E endereçando compassivo olhar ao hipnotizador de Margarida, acentuou:

— Não é bem isto, Leôncio, quanto desejamos?

— Sim, — confirmou o pobre pai em lágrimas enternecidas, — o dinheiro não importa e agora reconheço que Avelina é tão livre quanto eu mesmo. Mas se meu filhinho continuar na Terra, tenho esperanças em minha própria regeneração. Terei nele um companheiro e um amigo, ligado à minha memória, em cuja capacidade de servir poderei encontrar bendito campo de serviço espiritual. Este menino, por enquanto, é o único meio de que disponho para retomar a crença no bem de que me havia afastado.

Reconhecendo-lhe o doloroso esforço para falar e rogar naquela hora, Gúbio abraçou-o, ergueu-o e disse:

— Leôncio, Jesus crê na cooperação dos homens, tanto assim que nos tolera as imperfeições renitentes até que aceitemos o imperativo de nossa conversão pessoal ao supremo bem. Porque havíamos então de descrer? Confio na renovação de Felício. De hoje em diante, o teu filhinho não será mais vigiado por um perseguidor e, sim, protegido por desvelado benfeitor, digno de nosso concurso fraterno!

O enfermeiro, vencido por semelhantes palavras, ajoelhou-se, diante de nós, e jurou:

— Em nome da Justiça Divina, prometo amparar esta criança, como verdadeiro pai!

Em seguida, reergueu-se e tentou beijar as mãos de Gúbio, mas o nosso Instrutor, abstendo-se delicadamente de receber a homenagem, recomendou a Elói e a mim conduzíssemos o paciente ao corpo físico, enquanto ele mesmo aplicaria passes de fortalecimento ao doentinho.

Felício abraçou-se a nós ambos e, depois de nosso auxílio por reajustar-se no aparelho carnal, acordou no leito em copiosas lágrimas.

O lance, porém, não terminou aí.

Forçando a situação de algum modo, Elói inoculou-lhe intensa energia magnética à esfera ocular e o irmão, apalermado, viu-nos ambos, por alguns segundos.

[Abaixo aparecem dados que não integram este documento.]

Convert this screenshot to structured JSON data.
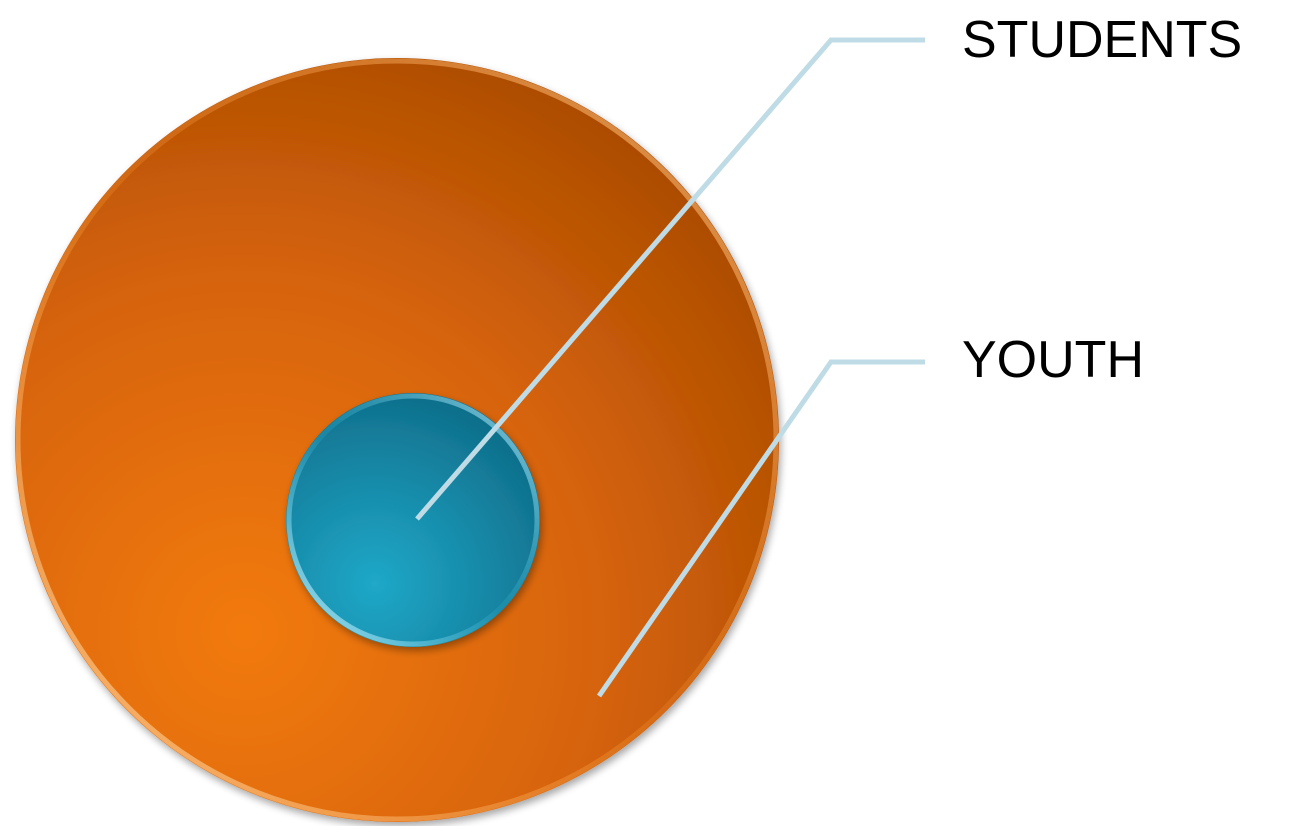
{
  "diagram": {
    "type": "nested-circles",
    "outer": {
      "label": "YOUTH",
      "color": "#E8720C"
    },
    "inner": {
      "label": "STUDENTS",
      "color": "#1A8FB0"
    },
    "leader_line_color": "#BFDCE6"
  }
}
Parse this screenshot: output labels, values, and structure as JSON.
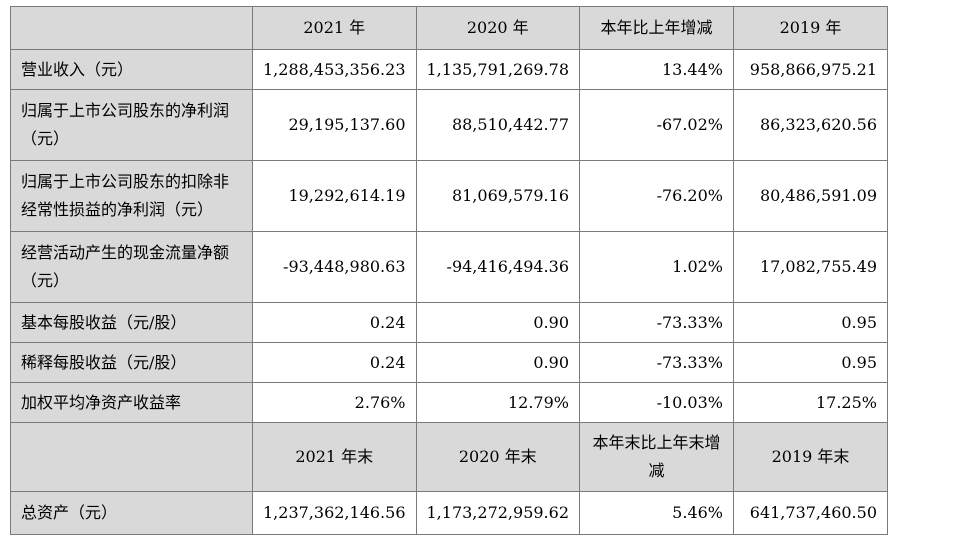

Boquiaberto, assombrado, não sabia que dizer, mas Elói acercou-se dele e com benéfica indignação a resplandecer-lhe nos olhos, exortou-o, francamente:

— Se assassinares este menino, eu mesmo te punirei.

O enfermeiro proferiu grito terrível e deixou cair no travesseiro a cabeça desfalecente, perdendo-nos de vista.

Nesse instante, acreditei com sinceridade que a promessa de Felício seria cumprida integralmente.